Often parties agree to mediate their dispute.
There are some Acts of Parliament that require mediation before people can go to court, for example, in disputes under the Retail Leases Act 1994 (NSW), the Farm Debt Mediation Act 1994 (NSW) and the Native Title (New South Wales) Act 1994 .
All NSW courts can order the parties to attempt mediation, whether they agree or not.
Usually, the parties choose a mediator by agreement. Where the parties cannot agree on the appointment of a mediator, the Supreme Court has a mechanism for appointing mediators. See: http://www.lawlink.nsw.gov.au/practice_notes%5Cnswsc_pc.nsf/pages/320
18. Where do I find a mediator?
The NSW Bar Association maintains a register of members who are qualified mediators. This register can be viewed on the Association's website at:
http://www.nswbar.asn.au/Professional/ADR/adr051001.htm
Other mediation providers include:
Australian Branch of the Chartered Institute of Arbitrators
Australian Commercial Disputes Centre
Institute of Arbitrators and Mediators Australia
Law Society of New South Wales
LEADR
NSW Supreme Court
Federal Court of Australia http://www.fedcourt.gov.au/litigants/mediation/mediation.html
Most mediators charge fees per hour or per day for mediating, which are paid by the parties. Usually they share the costs equally. Parties who would suffer hardship from this should inform the court or tribunal in which the dispute is being determined.
In most cases, there are no set fees and different mediators charge different fees. Most barristers who work as mediators charge the same fees as for appearing in court. For further information ask the person you have in mind as a mediator.
A party can suggest mediation at any stage during proceedings before a court or tribunal prior to the matter being finally determined. It is never too late. Parties can seek to settle a dispute by mediation even when the matter is on appeal.
22. What happens after the mediation?
If the dispute is in court and the parties resolve the whole dispute, they usually have their lawyers terminate the court proceedings.
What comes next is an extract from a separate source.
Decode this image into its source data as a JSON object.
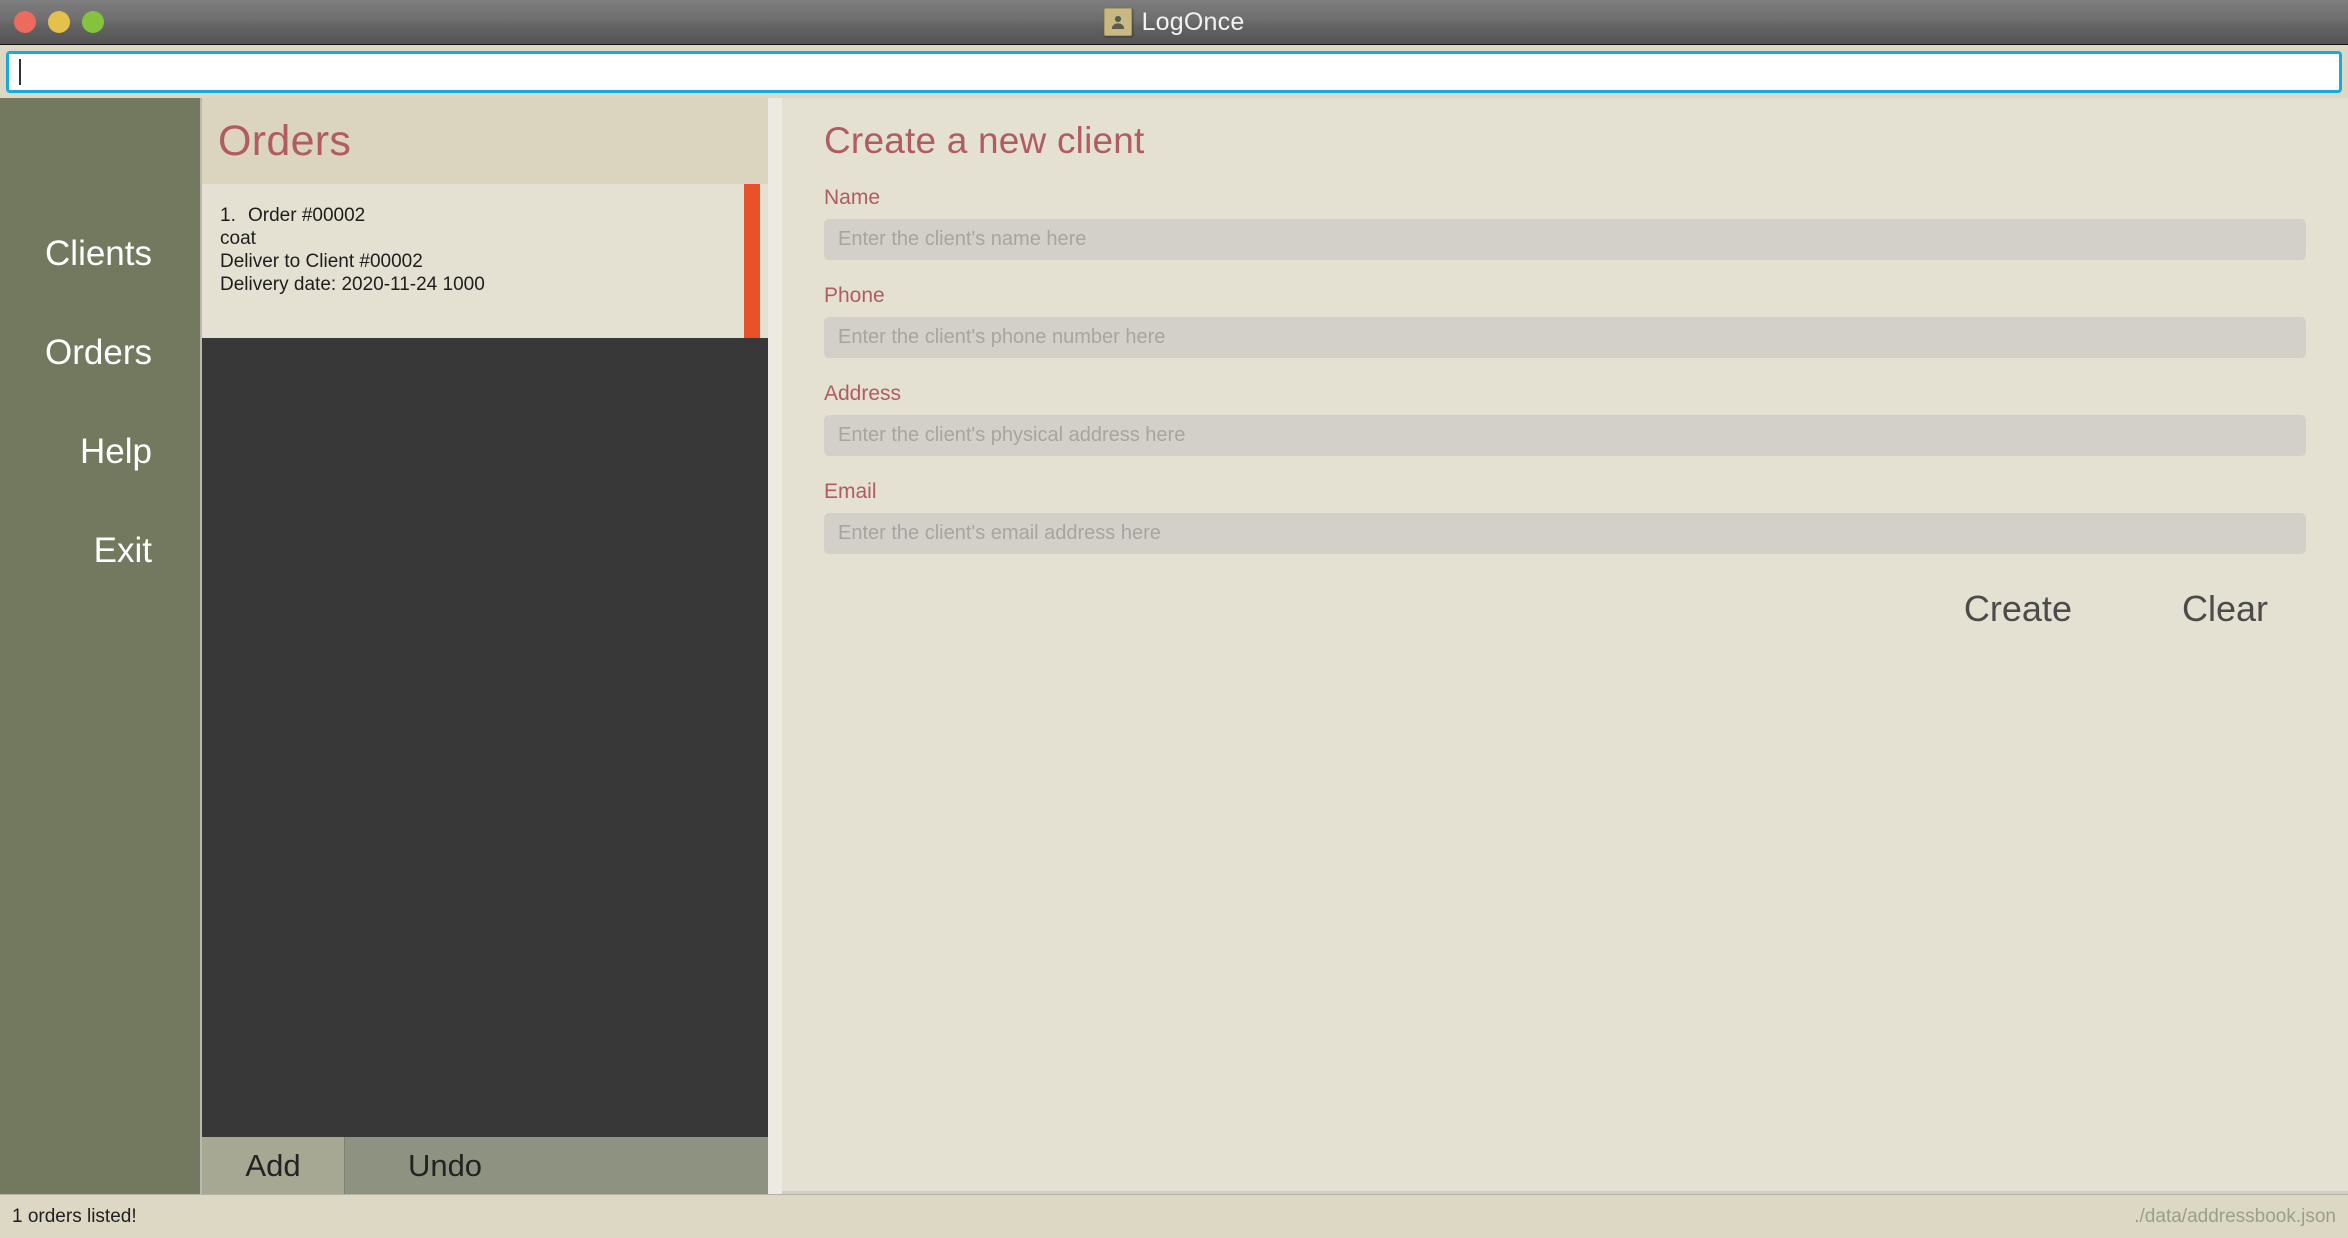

In this situation, usually the court makes no orders about legal costs.
If a court has ordered the mediation and the mediation does not result in settlement of the dispute, usually the mediator reports this to the court so that the court proceedings can continue. Usually, everything about the mediation remains secret from the court except that it did not result in a settlement.
See also ‘ Privileged ' under FAQ 4. ‘ What are the advantages of mediation? '
If the parties resolve the whole dispute at a mediation, they often agree to keep everything about the dispute and the mediation secret, including the fact that there was a mediation and the terms of the settlement. That way, it remains their business and no-one else's business.